Using multiple channels
Having a good spread across multiple channels is just one part of the puzzle. Research by Marin Software has found there needs to be a joined-up approach across these channels to get the best results. “Advertisers achieve 68 per cent higher revenue per conversion from their search campaigns when they are managed together with social advertising campaigns,” says Ms Carr. “In fact, we know that users who clicked on both search and social ads are more likely to buy and spend more.”
One of the elements of social marketing tipped to really take off this year is video. More and more video is being consumed through social channels and content producers such as Now This News, with clips, designed to be watched with or without sound, tailoring to the mobile market, are gaining prominence.
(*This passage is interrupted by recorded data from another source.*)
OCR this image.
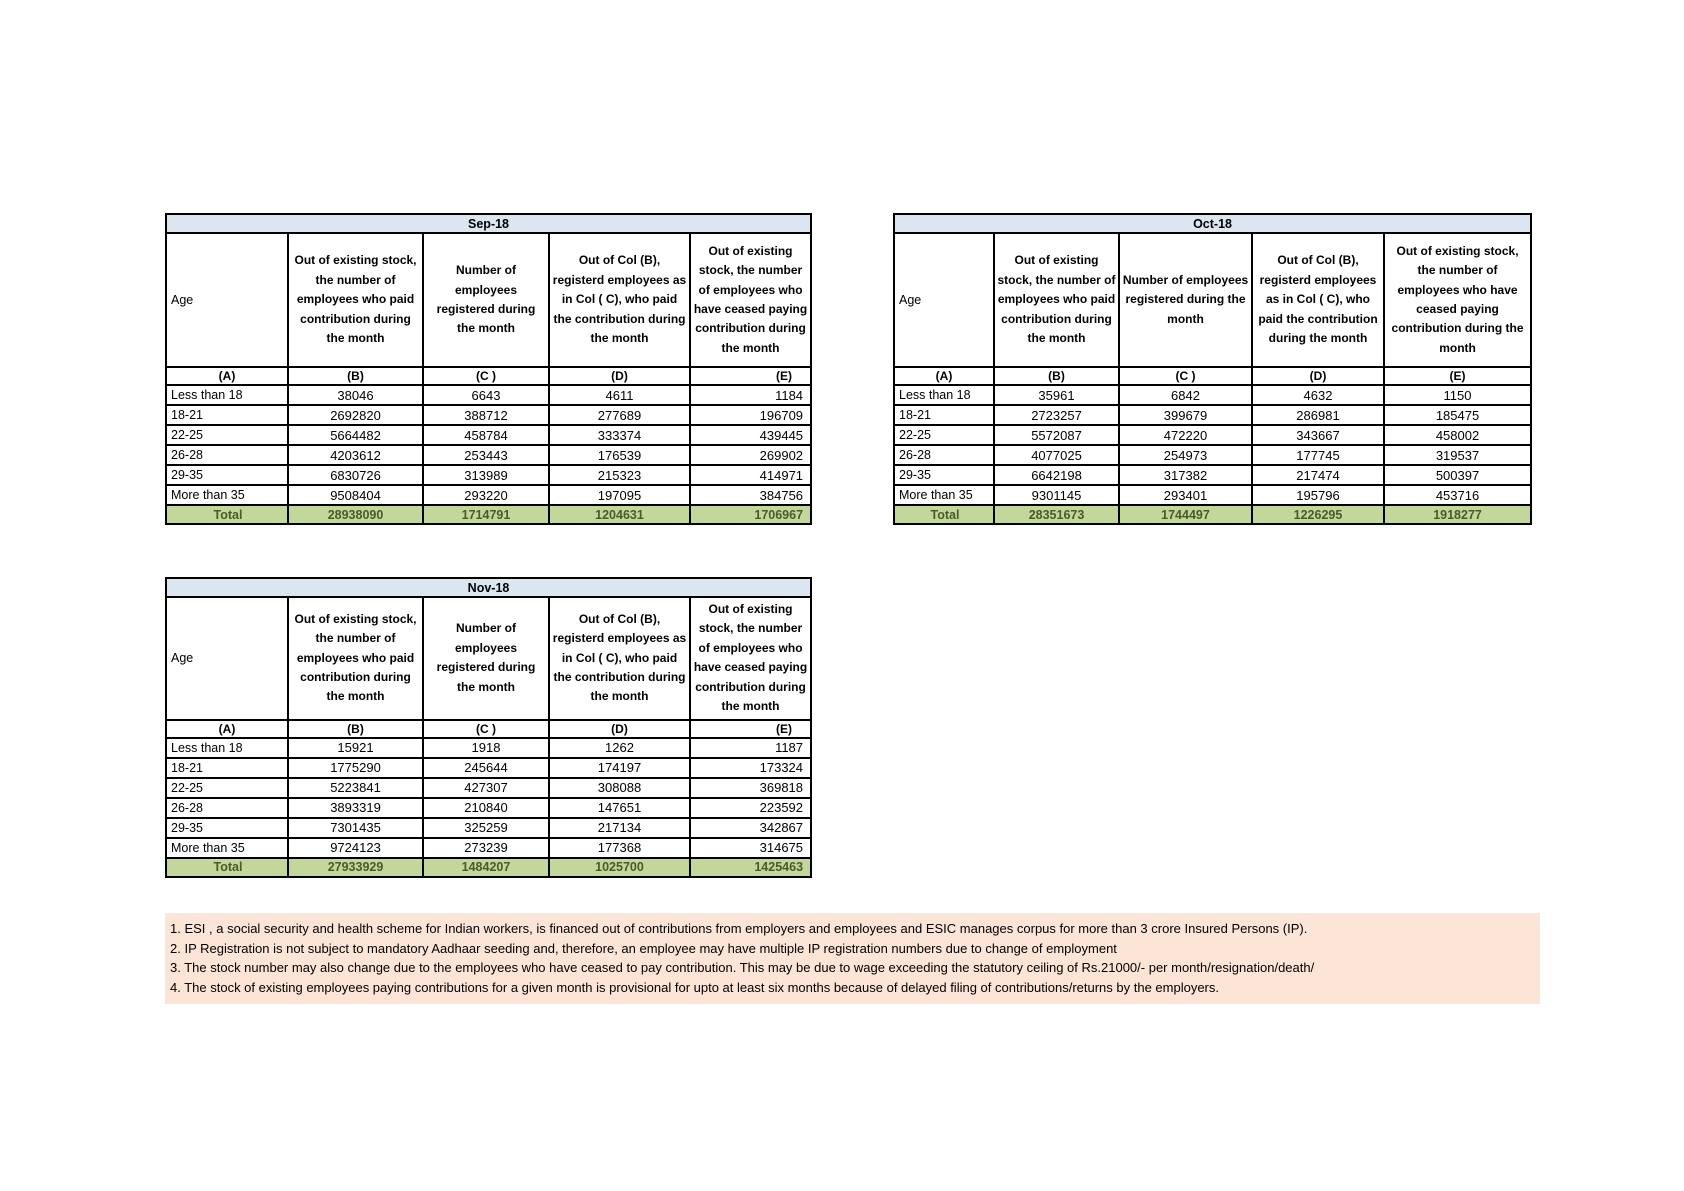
Sep-18				
Age	Out of existing stock, the number of employees who paid contribution during the month	Number of employees registered during the month	Out of Col (B), registerd employees as in Col ( C), who paid the contribution during the month	Out of existing stock, the number of employees who have ceased paying contribution during the month
(A)	(B)	(C )	(D)	(E)
Less than 18	38046	6643	4611	1184
18-21	2692820	388712	277689	196709
22-25	5664482	458784	333374	439445
26-28	4203612	253443	176539	269902
29-35	6830726	313989	215323	414971
More than 35	9508404	293220	197095	384756
Total	28938090	1714791	1204631	1706967
Oct-18				
Age	Out of existing stock, the number of employees who paid contribution during the month	Number of employees registered during the month	Out of Col (B), registerd employees as in Col ( C), who paid the contribution during the month	Out of existing stock, the number of employees who have ceased paying contribution during the month
(A)	(B)	(C )	(D)	(E)
Less than 18	35961	6842	4632	1150
18-21	2723257	399679	286981	185475
22-25	5572087	472220	343667	458002
26-28	4077025	254973	177745	319537
29-35	6642198	317382	217474	500397
More than 35	9301145	293401	195796	453716
Total	28351673	1744497	1226295	1918277
Nov-18				
Age	Out of existing stock, the number of employees who paid contribution during the month	Number of employees registered during the month	Out of Col (B), registerd employees as in Col ( C), who paid the contribution during the month	Out of existing stock, the number of employees who have ceased paying contribution during the month
(A)	(B)	(C )	(D)	(E)
Less than 18	15921	1918	1262	1187
18-21	1775290	245644	174197	173324
22-25	5223841	427307	308088	369818
26-28	3893319	210840	147651	223592
29-35	7301435	325259	217134	342867
More than 35	9724123	273239	177368	314675
Total	27933929	1484207	1025700	1425463
1. ESI , a social security and health scheme for Indian workers, is financed out of contributions from employers and employees and ESIC manages corpus for more than 3 crore Insured Persons (IP).
2. IP Registration is not subject to mandatory Aadhaar seeding and, therefore, an employee may have multiple IP registration numbers due to change of employment
3. The stock number may also change due to the employees who have ceased to pay contribution. This may be due to wage exceeding the statutory ceiling of Rs.21000/- per month/resignation/death/
4. The stock of existing employees paying contributions for a given month is provisional for upto at least six months because of delayed filing of contributions/returns by the employers.
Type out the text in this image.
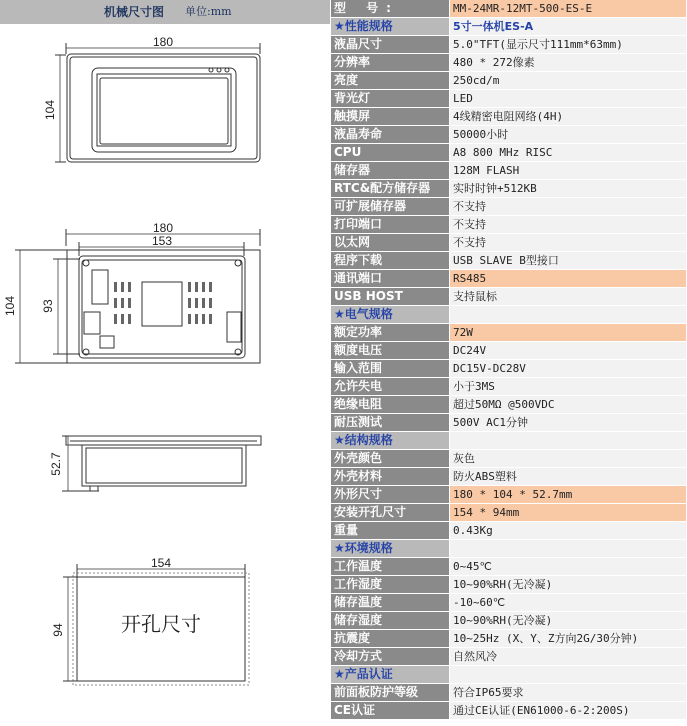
机械尺寸图 单位:mm
180
104
180
153
104 93
52.7
154
94	开孔尺寸
型 号:	MM-24MR-12MT-500-ES-E
★性能规格	5寸一体机ES-A
液晶尺寸	5.0"TFT(显示尺寸111mm*63mm)
分辨率	480 * 272像素
亮度	250cd/m
背光灯	LED
触摸屏	4线精密电阻网络(4H)
液晶寿命	50000小时
CPU	A8 800 MHz RISC
储存器	128M FLASH
RTC&配方储存器	实时时钟+512KB
可扩展储存器	不支持
打印端口	不支持
以太网	不支持
程序下载	USB SLAVE B型接口
通讯端口	RS485
USB HOST	支持鼠标
★电气规格	
额定功率	72W
额度电压	DC24V
输入范围	DC15V-DC28V
允许失电	小于3MS
绝缘电阻	超过50MΩ @500VDC
耐压测试	500V AC1分钟
★结构规格	
外壳颜色	灰色
外壳材料	防火ABS塑料
外形尺寸	180 * 104 * 52.7mm
安装开孔尺寸	154 * 94mm
重量	0.43Kg
★环境规格	
工作温度	0~45℃
工作湿度	10~90%RH(无冷凝)
储存温度	-10~60℃
储存湿度	10~90%RH(无冷凝)
抗震度	10~25Hz (X、Y、Z方向2G/30分钟)
冷却方式	自然风冷
★产品认证	
前面板防护等级	符合IP65要求
CE认证	通过CE认证(EN61000-6-2:200S)
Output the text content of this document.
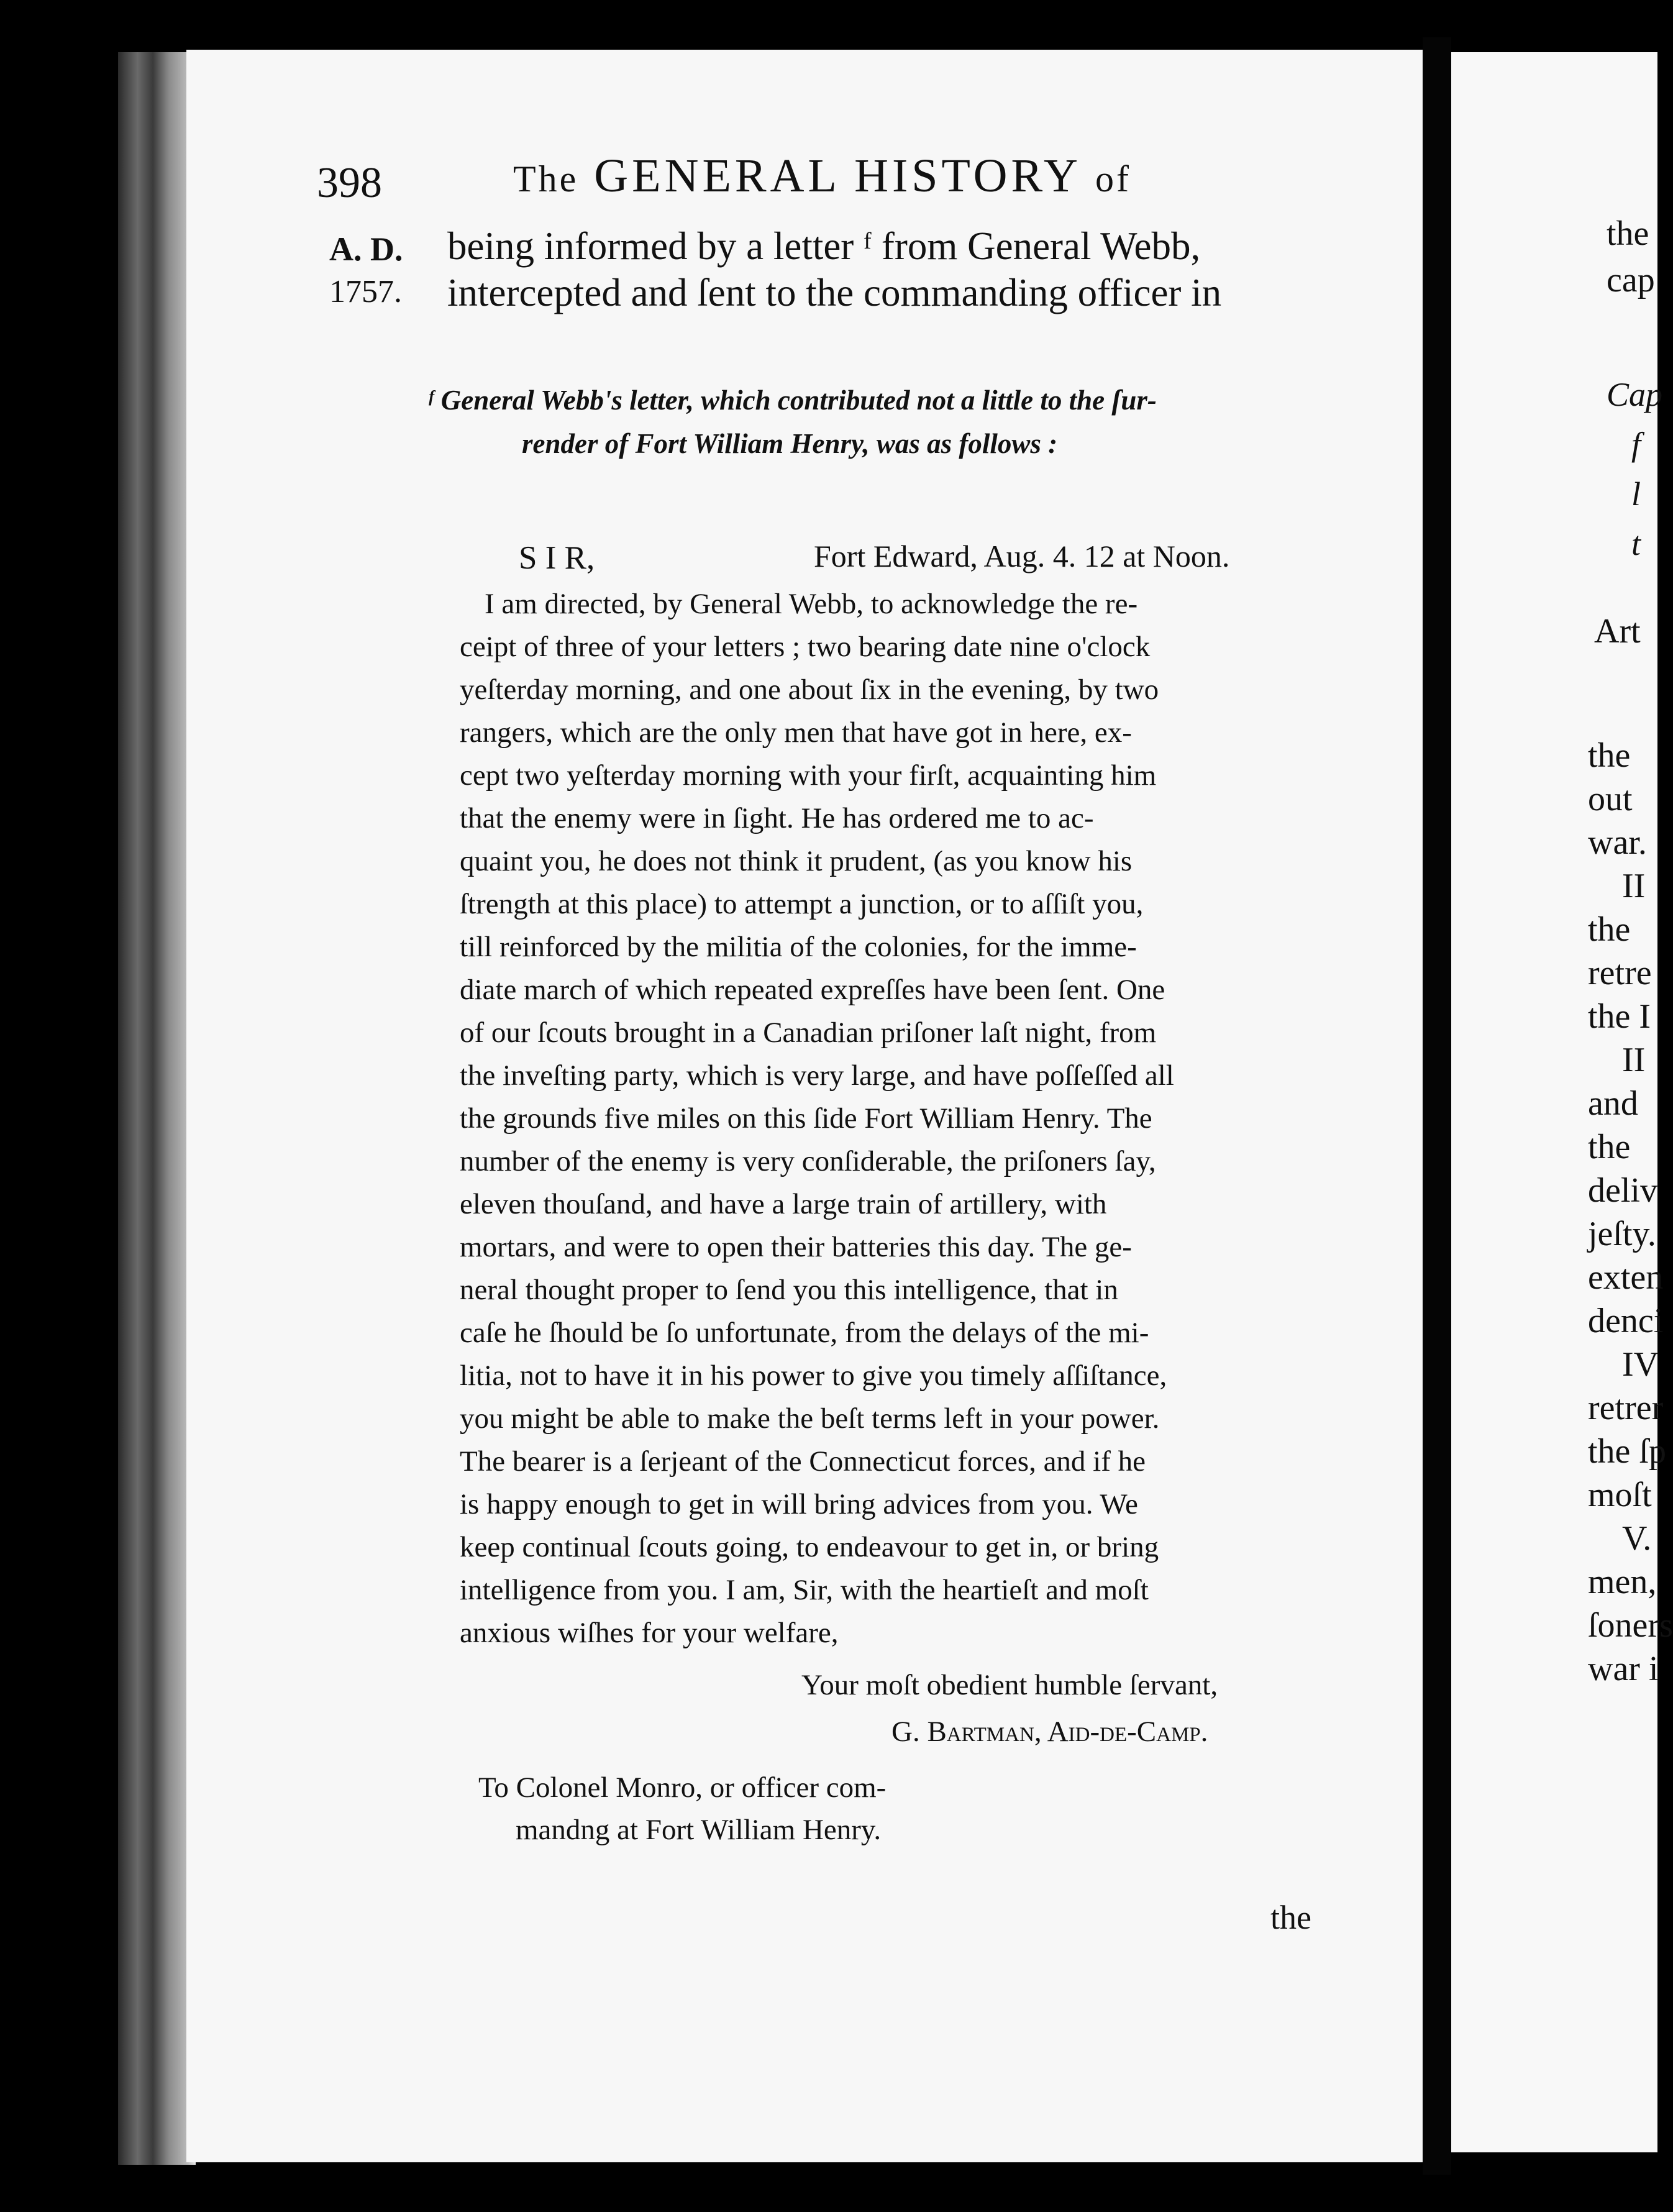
398	The GENERAL HISTORY of
A. D.
1757.
being informed by a letter ᶠ from General Webb,
intercepted and ſent to the commanding officer in
ᶠ General Webb's letter, which contributed not a little to the ſur-
render of Fort William Henry, was as follows :
S I R,	Fort Edward, Aug. 4. 12 at Noon.
I am directed, by General Webb, to acknowledge the re-
ceipt of three of your letters ; two bearing date nine o'clock
yeſterday morning, and one about ſix in the evening, by two
rangers, which are the only men that have got in here, ex-
cept two yeſterday morning with your firſt, acquainting him
that the enemy were in ſight. He has ordered me to ac-
quaint you, he does not think it prudent, (as you know his
ſtrength at this place) to attempt a junction, or to aſſiſt you,
till reinforced by the militia of the colonies, for the imme-
diate march of which repeated expreſſes have been ſent. One
of our ſcouts brought in a Canadian priſoner laſt night, from
the inveſting party, which is very large, and have poſſeſſed all
the grounds five miles on this ſide Fort William Henry. The
number of the enemy is very conſiderable, the priſoners ſay,
eleven thouſand, and have a large train of artillery, with
mortars, and were to open their batteries this day. The ge-
neral thought proper to ſend you this intelligence, that in
caſe he ſhould be ſo unfortunate, from the delays of the mi-
litia, not to have it in his power to give you timely aſſiſtance,
you might be able to make the beſt terms left in your power.
The bearer is a ſerjeant of the Connecticut forces, and if he
is happy enough to get in will bring advices from you. We
keep continual ſcouts going, to endeavour to get in, or bring
intelligence from you. I am, Sir, with the heartieſt and moſt
anxious wiſhes for your welfare,
Your moſt obedient humble ſervant,
G. Bartman, Aid-de-Camp.
To Colonel Monro, or officer com-
mandng at Fort William Henry.
the
the
cap
Cap
f
l
t
Art
the
out
war.
II
the
retre
the I
II
and
the
deliv
jeſty.
exten
denci
IV
retrer
the ſp
moſt
V.
men,
ſoners
war i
“In 2016, the battle between video superpowers Facebook and YouTube will heat up and newcomers like Snapchat will contribute to overall growth in the time we devote to video content on social media,” says Merinda Peppard, EMEA marketing director of Hootsuite. “The way brands advertise will also change and become much more social as new mobile formats and social media products offer advertisers efficiency and promise relevance for consumers.”
So if search and social both have their places in the mix, what about the more traditional avenue of e-mail marketing? It may not be as trendy as its counterparts, but according to many, it still has its place.
“E-mail will continue to rank highly as the most effective digital channel for digital marketers,” says Andrew Davies, co-founder and chief marketing officer of Idio, a content marketing platform. “Unlike social media platforms or SEO [search engine optimisation], which are always subject to the fickle whims of Facebook or a Google algorithm update, marketers fully control their mailing list.
“The efficacy of e-mail will improve as content personalisation technologies get better at understanding what each recipient is interested in and automatically select the most relevant brand content to put in each e-mail.”
The coming year is certainly an exciting one for digital marketing, but the black cloud of ad-blocking still looms large across the industry. According to the Internet Advertising Bureau UK’s Ad-Blocking Report conducted by YouGov, one in seven British adults are currently using ad-blocking software, and a joint report by PageFair and Adobe found ad-blocking is estimated to have cost publishers almost $22 billion globally in 2015.
The stats may be dramatic, but the general consensus among marketers is the industry will adapt and the end-product will be a better user experience for consumers. “While ad-blocking won’t be the Armageddon that doomsayers are predicting, the industry will realise that it has a collective responsibility to act,” argues Nick Hugh, EMEA vice president at Yahoo. “Publishers will adopt a more user-centric, additive approach to advertising which will bring native advertising to the fore and the buy-side will adapt accordingly. The rise in ad-blocking will drive even more innovation with this ad format, delivering yet higher audience engagement and return on investment. The industry will fight back.”